Hi --

On Thu, 1 May 2008, Joe K wrote:

>
>> I think programmer sanity is probably helped by not having such a
>> `feature'. Reusing variables for different purposes is not at all what
>> [not] `typing' is about, and as David suggested, you possibly mean class,
>> not type. (singleton methods/whatever-you-want-to-call-them, for example?
>> are they part of the type? or something else?)
>>
>> The point of duck typing is that you don't need to/you shouldn't document
>> the 'types', seeing no purpose to restrict your definition of what's
>> considered valid input. Surely if the object responds in all the ways you
>> ask it to, it's fit for the task?
>>
>> Arlen
>
>
> Arlen,
>
> Maybe I'm not in the correct mindset of dynamic programming. I've always
> found it difficult to remember return values/parameter-types (i.e. classes)

Which do you mean: types, or classes? :-)

It's not just an abstract distinction. Here's an example. The ORM 
library ActiveRecord allows for its instances to have collections of 
other ActiveRecord objects. So you can do things like:

   teacher.students

The object you get back identifies itself as an Array, when you ask
for its class. However, its interface is only partially like that of a
newly-minted Ruby array.
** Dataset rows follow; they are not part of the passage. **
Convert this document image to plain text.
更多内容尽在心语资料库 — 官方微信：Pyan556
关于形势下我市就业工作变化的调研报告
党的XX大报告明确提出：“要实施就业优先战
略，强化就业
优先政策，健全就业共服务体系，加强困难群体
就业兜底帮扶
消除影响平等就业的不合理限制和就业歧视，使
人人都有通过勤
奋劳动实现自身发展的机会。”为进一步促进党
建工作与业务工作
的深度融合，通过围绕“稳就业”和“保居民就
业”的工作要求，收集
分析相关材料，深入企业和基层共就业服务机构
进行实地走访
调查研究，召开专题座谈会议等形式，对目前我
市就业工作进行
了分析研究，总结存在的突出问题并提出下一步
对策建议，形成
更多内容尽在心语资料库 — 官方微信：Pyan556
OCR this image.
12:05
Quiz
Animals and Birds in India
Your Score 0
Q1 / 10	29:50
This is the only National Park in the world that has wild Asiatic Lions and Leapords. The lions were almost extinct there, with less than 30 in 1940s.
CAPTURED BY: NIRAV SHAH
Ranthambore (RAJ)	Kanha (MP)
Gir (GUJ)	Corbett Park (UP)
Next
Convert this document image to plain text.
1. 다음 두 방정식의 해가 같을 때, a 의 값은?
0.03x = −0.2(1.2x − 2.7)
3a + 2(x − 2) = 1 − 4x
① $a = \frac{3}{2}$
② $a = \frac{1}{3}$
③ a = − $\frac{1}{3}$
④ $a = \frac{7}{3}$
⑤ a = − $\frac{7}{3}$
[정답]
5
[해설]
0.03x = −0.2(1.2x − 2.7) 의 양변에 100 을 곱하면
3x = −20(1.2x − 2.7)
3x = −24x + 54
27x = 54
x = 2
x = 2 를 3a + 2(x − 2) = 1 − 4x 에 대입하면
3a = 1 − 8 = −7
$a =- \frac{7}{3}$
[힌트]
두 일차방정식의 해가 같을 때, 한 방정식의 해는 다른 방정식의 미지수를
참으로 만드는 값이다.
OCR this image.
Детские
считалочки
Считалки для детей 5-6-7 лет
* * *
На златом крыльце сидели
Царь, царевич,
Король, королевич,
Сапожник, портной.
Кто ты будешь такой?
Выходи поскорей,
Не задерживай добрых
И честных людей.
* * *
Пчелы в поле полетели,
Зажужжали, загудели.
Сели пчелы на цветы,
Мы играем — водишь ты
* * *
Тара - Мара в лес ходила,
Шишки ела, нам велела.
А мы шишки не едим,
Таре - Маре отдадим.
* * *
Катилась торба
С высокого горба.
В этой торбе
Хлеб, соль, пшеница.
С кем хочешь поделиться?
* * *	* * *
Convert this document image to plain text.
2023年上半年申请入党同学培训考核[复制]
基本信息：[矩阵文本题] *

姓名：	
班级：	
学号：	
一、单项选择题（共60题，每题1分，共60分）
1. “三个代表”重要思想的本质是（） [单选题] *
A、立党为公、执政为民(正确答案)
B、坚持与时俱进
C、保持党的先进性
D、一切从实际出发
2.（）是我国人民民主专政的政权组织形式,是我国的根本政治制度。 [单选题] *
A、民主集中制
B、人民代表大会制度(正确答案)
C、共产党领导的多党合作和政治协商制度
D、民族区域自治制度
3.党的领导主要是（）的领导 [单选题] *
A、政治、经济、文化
In particular, #find is very differently
engineered.

So you really need to know how the object works, and the name of its
class doesn't tell you. You need type information -- that is,
information about what the object's actual capabilities and behaviors
are.

Of course it's possible (and people have done it) to decide up front
that it's a bad practice to have objects that don't behave like
newborn instances of their classes. But then you're fighting Ruby. The
principle of extensible objects, and the principle of the separation
of class from type (or "nature" from "nurture", in the object's
life-cycle), is at the heart of Ruby.

That doesn't mean you have to extend every object with a different
module. But it does mean that you're limiting yourself a lot if you
decide that there's something shady about objects that don't behave
the way they did when they were born.